Starz has just released a trailer for “American Gods” the series, which debuts April 30. And as guided by Bryan Fuller (“Hannibal”) and Michael Green (“Logan”), it could be a brilliant blend of material and vision.

Gaiman’s fantasy novel is a tale of immigrant culture vs. society’s modern instruments. Old gods and ancient mythological creatures were brought to a new land by earlier generations. But they are fighting for relevance in a world of “bubbly new glittery gods” — physical forms that represent our obsessions with celebrity and media, as well as the Internet and other fresh technology. Their presence depends upon our belief and devotion.

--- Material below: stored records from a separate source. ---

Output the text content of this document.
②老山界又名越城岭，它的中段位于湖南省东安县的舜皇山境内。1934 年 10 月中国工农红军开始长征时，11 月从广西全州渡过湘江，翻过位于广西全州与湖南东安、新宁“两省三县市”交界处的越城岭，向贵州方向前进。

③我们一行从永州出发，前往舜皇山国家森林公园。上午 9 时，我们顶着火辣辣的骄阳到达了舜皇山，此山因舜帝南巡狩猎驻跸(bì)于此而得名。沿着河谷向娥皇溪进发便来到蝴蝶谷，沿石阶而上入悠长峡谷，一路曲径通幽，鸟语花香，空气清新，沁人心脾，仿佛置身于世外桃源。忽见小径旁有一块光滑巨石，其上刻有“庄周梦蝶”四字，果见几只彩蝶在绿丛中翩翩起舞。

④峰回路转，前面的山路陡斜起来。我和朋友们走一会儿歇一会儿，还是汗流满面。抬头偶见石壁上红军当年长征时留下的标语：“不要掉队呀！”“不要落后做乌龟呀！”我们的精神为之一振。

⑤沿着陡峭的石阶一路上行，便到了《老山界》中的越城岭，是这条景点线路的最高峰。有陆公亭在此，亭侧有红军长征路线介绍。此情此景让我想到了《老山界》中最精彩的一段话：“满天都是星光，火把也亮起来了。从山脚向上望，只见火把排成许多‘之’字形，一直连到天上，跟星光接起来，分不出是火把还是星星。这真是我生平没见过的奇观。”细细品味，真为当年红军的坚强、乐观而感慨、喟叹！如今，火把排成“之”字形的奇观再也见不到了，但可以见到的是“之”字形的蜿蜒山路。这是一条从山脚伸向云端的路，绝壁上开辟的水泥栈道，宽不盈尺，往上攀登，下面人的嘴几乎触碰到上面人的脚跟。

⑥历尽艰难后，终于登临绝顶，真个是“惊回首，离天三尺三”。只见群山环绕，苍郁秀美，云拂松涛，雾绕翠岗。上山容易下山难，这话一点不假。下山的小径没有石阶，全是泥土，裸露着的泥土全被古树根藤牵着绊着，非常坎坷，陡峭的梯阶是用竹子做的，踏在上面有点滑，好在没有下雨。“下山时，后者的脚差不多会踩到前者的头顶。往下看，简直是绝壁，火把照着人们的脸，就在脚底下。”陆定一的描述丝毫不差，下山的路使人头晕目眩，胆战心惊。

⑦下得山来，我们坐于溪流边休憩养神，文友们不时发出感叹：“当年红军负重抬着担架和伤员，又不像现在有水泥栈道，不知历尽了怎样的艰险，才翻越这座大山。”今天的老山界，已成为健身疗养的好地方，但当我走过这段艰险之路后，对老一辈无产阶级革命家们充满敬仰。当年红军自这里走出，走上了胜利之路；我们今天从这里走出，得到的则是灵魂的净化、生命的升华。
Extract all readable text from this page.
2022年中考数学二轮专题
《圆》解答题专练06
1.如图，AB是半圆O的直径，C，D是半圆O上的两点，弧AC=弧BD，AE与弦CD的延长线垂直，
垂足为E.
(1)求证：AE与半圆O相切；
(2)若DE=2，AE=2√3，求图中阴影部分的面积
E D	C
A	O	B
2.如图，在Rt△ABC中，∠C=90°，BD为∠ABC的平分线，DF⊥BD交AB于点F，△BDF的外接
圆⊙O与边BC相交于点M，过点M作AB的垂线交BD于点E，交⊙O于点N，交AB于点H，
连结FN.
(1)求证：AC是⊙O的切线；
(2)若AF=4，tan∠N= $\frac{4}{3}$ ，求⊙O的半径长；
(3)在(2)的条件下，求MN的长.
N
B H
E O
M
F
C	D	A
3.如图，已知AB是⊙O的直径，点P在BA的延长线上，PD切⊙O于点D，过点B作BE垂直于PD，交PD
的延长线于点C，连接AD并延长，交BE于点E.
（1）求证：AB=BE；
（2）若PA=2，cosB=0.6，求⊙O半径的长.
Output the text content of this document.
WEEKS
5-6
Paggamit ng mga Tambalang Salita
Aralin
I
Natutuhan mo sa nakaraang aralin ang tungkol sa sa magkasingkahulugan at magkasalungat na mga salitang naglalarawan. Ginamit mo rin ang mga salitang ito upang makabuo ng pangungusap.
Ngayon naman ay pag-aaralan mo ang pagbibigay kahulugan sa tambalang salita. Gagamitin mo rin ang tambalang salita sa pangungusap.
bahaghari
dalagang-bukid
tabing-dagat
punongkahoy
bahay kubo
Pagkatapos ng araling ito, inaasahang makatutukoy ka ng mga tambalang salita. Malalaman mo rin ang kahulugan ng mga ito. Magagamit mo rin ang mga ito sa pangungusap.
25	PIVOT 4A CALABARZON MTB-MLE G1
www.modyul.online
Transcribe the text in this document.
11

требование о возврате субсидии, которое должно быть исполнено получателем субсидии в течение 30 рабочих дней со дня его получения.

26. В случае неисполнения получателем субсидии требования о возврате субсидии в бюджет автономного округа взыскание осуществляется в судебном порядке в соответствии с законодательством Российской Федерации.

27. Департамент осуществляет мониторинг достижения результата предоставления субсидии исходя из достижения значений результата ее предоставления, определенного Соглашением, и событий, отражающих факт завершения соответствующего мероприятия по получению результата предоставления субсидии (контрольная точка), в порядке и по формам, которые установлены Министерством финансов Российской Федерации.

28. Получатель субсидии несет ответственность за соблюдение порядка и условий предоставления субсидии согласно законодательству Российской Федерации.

In a fitting technological twist, Gaiman approved the show’s new trailer via Twitter. “I figured Twitter was going to be evanescent,” Gaiman said of the platform in 2011. Now, it feels of a piece with “American Gods” in 2017.

The new show stars Ricky Whittle as a newly released prisoner, Shadow Moon, who is soon in the employ of devilish con-man Mr. Wednesday (Ian McShane) in his battle against the new gods. The series also stars Gillian Anderson, Bruce Langley, Emily Browning and Pablo Schreiber.

After 16 years, the wait sure looks to be worth it.